64 Dikkat edin! Göklerde ve yerde ne varsa hepsi Allah'ındır. O, her şeyinizi biliyor. Allah'a döndüğünüz gün, her şey bir bir ortaya dökülecek. Allah, iliklerinize kadar her şeyi bilmektedir.
  AHZAB
1 Ey peygamber! Allah'ın öfkesini çekmekten sakın. Kâfirlere ve münâfıklara / ikiyüzlülere/ vermeyenlere uyma. Allah her şeyi bilendir, bilgedir. Bundan hiç şüphen olmasın.
2 Rabbinden sana ne vahyolunuyorsa ona uy. Allah, ne yapıyorsanız kesinlikle haberdardır.
3 Allah'a güvenip yaslan. Güvenip yaslanmak için Allah yeter.
4 Allah bir adamın içinde iki kalp yaratmamıştır. "Sen bana annemin sırtı gibisin" diyerek boşanmaya kalkıştığınız eşlerinizi anneleriniz yerine koymamıştır. Evlatlıklarınızı da oğullarınız yerine koymamıştır.
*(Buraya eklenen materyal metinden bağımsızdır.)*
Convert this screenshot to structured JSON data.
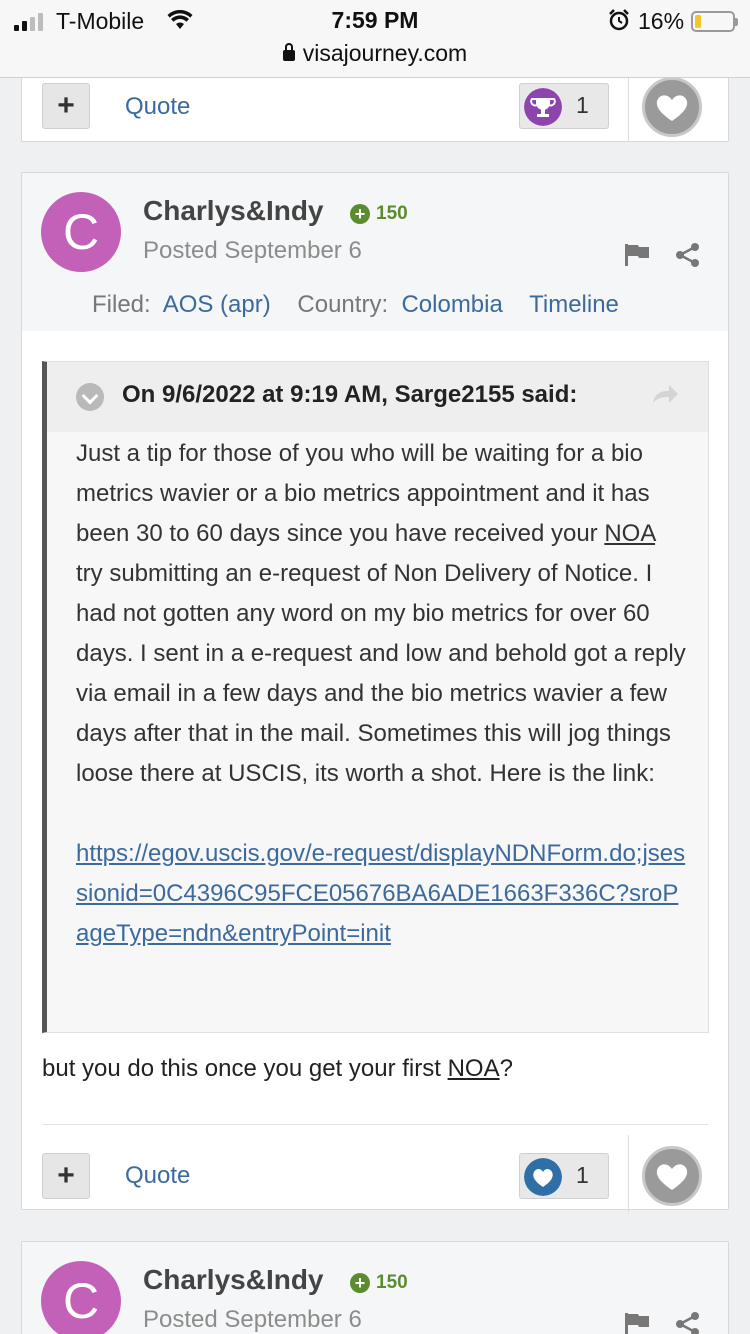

Bunlar sizin ağzınızda geveleyip durduğunuz bir takım laflardır. Allah ise gerçeği söylüyor ve doğru yolu gösteriyor.
5 Evlatlıklarınızı, öz babalarının ismiyle çağırın. Allah katında adalete ve eşitliğe uygun olan budur. Eğer öz babalarının kim olduğunu bilmiyorsanız, dinde kardeşleriniz ve dostlarınız olarak görün. Bu konuda yanıldığınız olursa bundan dolayı günah işlemiş olmazsınız. Fakat bilerek tasarladıklarınızdan dolayı günaha girersiniz. Allah günahları örtendir, sevgi ve merhamet kaynağıdır.
6 Peygamber, iman edenler / güvenenler nazarında kendi canlarından daha önce gelir, eşleri de annelerinizdir. Bu şekilde sevgi ve merhamet yumağı haline gelenler, Allah'ın kitabına göre diğer iman etmiş ve hicret etmiş olanlara nazaran birbirlerinin can yoldaşı olmuşlardır. Ancak diğer dostlarınıza da en güzel şekilde davranmalısınız. Kitapta bu da yazılıdır.
7 Bir zamanlar elçilerden sağlam sözler almıştık. Senden, Nuh, İbrahim, Musa ve Meryem oğlu İsa'dan... Hepsinden sağlam sözler almıştık.
8 Bunu sözü namus bilenlerden, sözün namusunu koruyup koruyamadıklarına dair hesap sormak için yaptık. Kâfirler için ise acı bir azap hazırladık.
9 Ey iman edenler! Allah'ın üzerinizdeki nimetini anın. Hani üzerinize ordular yürümüştü de onlara kasırgayı ve sizin görmediğiniz orduları musallat etmiştik. Allah ne yaptığınızı görüyordu.
10 Hani yukarıdan ve aşağıdan saldırıya geçmişlerdi. O vakit gözler kaymış, yürekler ağza gelmişti. Allah'a türlü türlü zanlarda bulunuyordunuz.
11 İşte burada iman edenler / güvenenler sınanmış ve şok bir sarsıntı ile sarsılmışlardı.
12 Hani münâfıklar / infâk etmeyenler ve kalpleri hastalıklı tipler, "Allah ve elçisi bize aslı astarı olmayan vaatlerde bulunmuş" diyorlardı.
13 Yine o zaman bunlardan başka bir grup: "Ey Yesripliler! Boşuna uğraşmayın, hemen evlerinize dönün" derken, kimileri de evlerinin savunmasız olduğunu ileri sürerek peygamberden izin istiyordu. Hâlbuki evleri savunmasız olduğundan değil, sırf kaytarmak istiyorlardı.